DEPREM VE İSKENDERUN LİMANI’NDA YANGIN
“’İskenderun Limanı’nda zelzele sonrası çıkan ve beş gün süren yangın Limak Holding’e ilişkin LimakPort’un gerekli altyapı ve güvenlik tedbiri olmadan kabul ettiği IMO’lu konteynerlerden kaynaklandı. Hiçbir limanın kabul etmediği tehlikeli ve yanıcı unsurların içinde olduğu 300 IMO’lu konteynerler Hollanda ve Belçika’dan gelmişti. İçlerinde ayakkabı, giysi, kumaş, plastik imalinde kullanılan yanıcı kimyasallar bulunuyordu. Yalnızca LimakPort’un kabul ettiği bu konteynerlerin transit geçişi yapılıyor. Burada yükleniyor, Irak yahut Suriye’de işleniyor. Tehlikeli yük taşıma faaliyetinde bulunan tüm taraflar; nakliyatı emniyetli, inançlı ve etrafa zararsız formda yapmak, kazaları engellemek ve kaza olduğunda ziyanı olabildiğince aza indirmek için gerekli olan tüm tedbirleri almak zorundadırlar.’ Lakin bu yangın zelzele üzere durumlarda bizi ne üzere diğer tehlikelerin de beklediğinin bir habercisi oldu.”
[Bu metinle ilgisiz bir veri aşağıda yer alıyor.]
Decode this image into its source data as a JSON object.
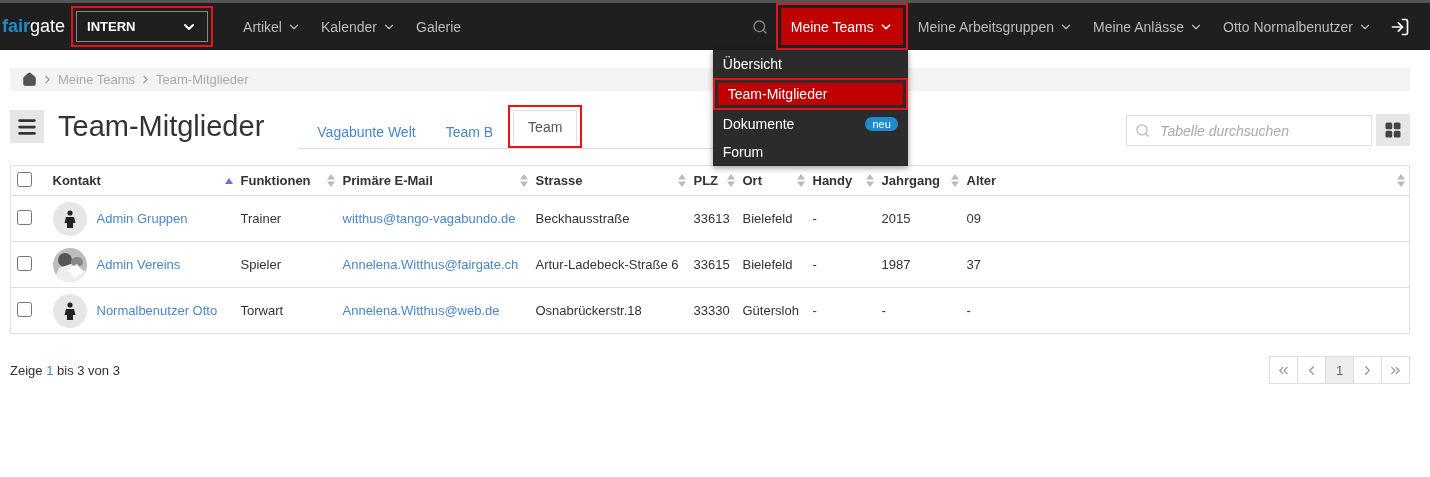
{
  "brand": {
    "part1": "fair",
    "part2": "gate"
  },
  "org_select": {
    "value": "INTERN",
    "highlighted": true
  },
  "nav_left": [
    {
      "label": "Artikel",
      "has_caret": true
    },
    {
      "label": "Kalender",
      "has_caret": true
    },
    {
      "label": "Galerie",
      "has_caret": false
    }
  ],
  "nav_right": [
    {
      "label": "Meine Teams",
      "selected": true,
      "highlighted": true,
      "menu": [
        {
          "label": "Übersicht",
          "selected": false,
          "highlighted": false
        },
        {
          "label": "Team-Mitglieder",
          "selected": true,
          "highlighted": true
        },
        {
          "label": "Dokumente",
          "selected": false,
          "highlighted": false,
          "badge": "neu"
        },
        {
          "label": "Forum",
          "selected": false,
          "highlighted": false
        }
      ]
    },
    {
      "label": "Meine Arbeitsgruppen",
      "selected": false,
      "highlighted": false
    },
    {
      "label": "Meine Anlässe",
      "selected": false,
      "highlighted": false
    },
    {
      "label": "Otto Normalbenutzer",
      "selected": false,
      "highlighted": false
    }
  ],
  "breadcrumb": [
    "Meine Teams",
    "Team-Mitglieder"
  ],
  "page_title": "Team-Mitglieder",
  "tabs": [
    {
      "label": "Vagabunte Welt",
      "selected": false,
      "highlighted": false
    },
    {
      "label": "Team B",
      "selected": false,
      "highlighted": false
    },
    {
      "label": "Team",
      "selected": true,
      "highlighted": true
    }
  ],
  "search": {
    "placeholder": "Tabelle durchsuchen"
  },
  "table": {
    "all_checked": false,
    "columns": [
      {
        "label": "Kontakt",
        "sorted": true
      },
      {
        "label": "Funktionen",
        "sorted": false
      },
      {
        "label": "Primäre E-Mail",
        "sorted": false
      },
      {
        "label": "Strasse",
        "sorted": false
      },
      {
        "label": "PLZ",
        "sorted": false
      },
      {
        "label": "Ort",
        "sorted": false
      },
      {
        "label": "Handy",
        "sorted": false
      },
      {
        "label": "Jahrgang",
        "sorted": false
      },
      {
        "label": "Alter",
        "sorted": false
      }
    ],
    "rows": [
      {
        "checked": false,
        "has_photo": false,
        "cells": [
          "Admin Gruppen",
          "Trainer",
          "witthus@tango-vagabundo.de",
          "Beckhausstraße",
          "33613",
          "Bielefeld",
          "-",
          "2015",
          "09"
        ]
      },
      {
        "checked": false,
        "has_photo": true,
        "cells": [
          "Admin Vereins",
          "Spieler",
          "Annelena.Witthus@fairgate.ch",
          "Artur-Ladebeck-Straße 6",
          "33615",
          "Bielefeld",
          "-",
          "1987",
          "37"
        ]
      },
      {
        "checked": false,
        "has_photo": false,
        "cells": [
          "Normalbenutzer Otto",
          "Torwart",
          "Annelena.Witthus@web.de",
          "Osnabrückerstr.18",
          "33330",
          "Gütersloh",
          "-",
          "-",
          "-"
        ]
      }
    ]
  },
  "footer": {
    "prefix": "Zeige",
    "from": "1",
    "middle": "bis 3 von 3"
  },
  "pagination": [
    {
      "kind": "first",
      "selected": false
    },
    {
      "kind": "prev",
      "selected": false
    },
    {
      "kind": "page",
      "label": "1",
      "selected": true
    },
    {
      "kind": "next",
      "selected": false
    },
    {
      "kind": "last",
      "selected": false
    }
  ]
}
OCAK’TA 119, ŞUBAT’TA EN AZ 182 İŞ CİNAYETİ
“İş cinayetleri raporlarında işkolları, nedenler, cinsiyet, istihdam biçimi, yaş, kentler üzere birçok grafikle birlikte emekçi vefatlarını tasnifleyerek gerçekliği tabir ediyorduk. Lakin bu ay sarsıntı sonucu meydana gelen yıkımla birlikte bu sürece dair birkaç konuya değineceğiz. Genel manada Ocak ve Şubat aylarına dair iş cinayetleri bilgileri hazırladığımız infografiklerde incelenebilir.
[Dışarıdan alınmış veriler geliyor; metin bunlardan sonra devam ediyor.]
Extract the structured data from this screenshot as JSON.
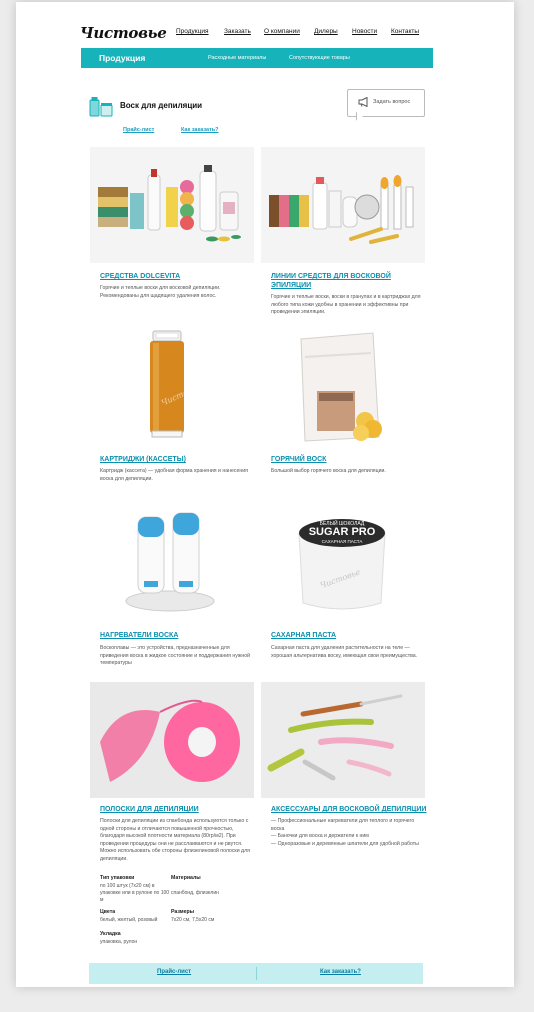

Deprem sonucu meydana gelen yıkımın tanımı yok. Birtakım bölgeler neredeyse haritadan silinmiş ve birçok çekirdek aile artık ortamızda değil. Öbür yandan AFAD’ın gecikmeli ve yetersiz arama kurtarma faaliyetleri sonucu birçok canımızı da enkazdan çıkaramadık. Tam olarak kaç kişinin öldüğü, isimleri belirli değil. Belirli ise de devlet tarafından isim isim açıklanması gerekiyor. Bu yüzden gece vardiyasında olan kaç emekçinin öldüğünü bilmiyoruz. Örneğin “11 sene evvel zelzeleye sağlam değildir” raporu verilen İskenderun Devlet Hastanesi’nde şu ana kadar 10 sıhhat işçisinin kmliğini tespit edebildik. Hatay Eğitim ve Araştırma Hastanesi’nde ise 4 arkadaşımızın kimlik bilgisine ulaştık. Yeniden Akademi, Defne, Megapark üzere yıkılan özel hastaneler mevcut. Bu noktada Sıhhat Bakanlığı’nın kimlik bilgileri ile hangi hastanede kaç sıhhat işçisinin hayatını kaybettiğini açıklaması gerekiyor.
Diğer yandan gece vardiyasında çalışan otel, lokanta, belediye, oto tamir vb. tüm çalışanlara dair neredeyse hiçbir bilgi yok. Belirleyebildiğimiz kadarıyla eğitim faaliyetleri kapsamında Adıyaman’da Arsemas Hotel’de kalan 32 kimya çalışanı ve İsias Hotel’de kalan 31 turist rehberini kaybettik. Yeniden süreksiz görevlendirme ile gelen farklı mesleklerden kaybettiğimiz sıhhat işçileri var.
Şu ana kadar zelzelede iş cinayeti kapsamında kaybettiğimiz 97 işçiyi tespit edebildik. Önümüzdeki günlerde araştırmalarımız devam edecek fakat devlet açıklamadığı sürece kaybettiğimiz yüzlerce işçinin kimliklerine ulaşmamız neredeyse imkansız. (Bu noktada farklı meslek gruplarımızdan genel kayıplarımızı paylaşıyoruz. Fakat meskenlerinde hayatını kaybeden arkadaşlarımızı iş cinayeti kapsamında kıymetlendiremiyoruz. Daha genel manada sarsıntıdaki tüm vefatlar için “sosyal cinayet” kavramını kullanabiliriz.)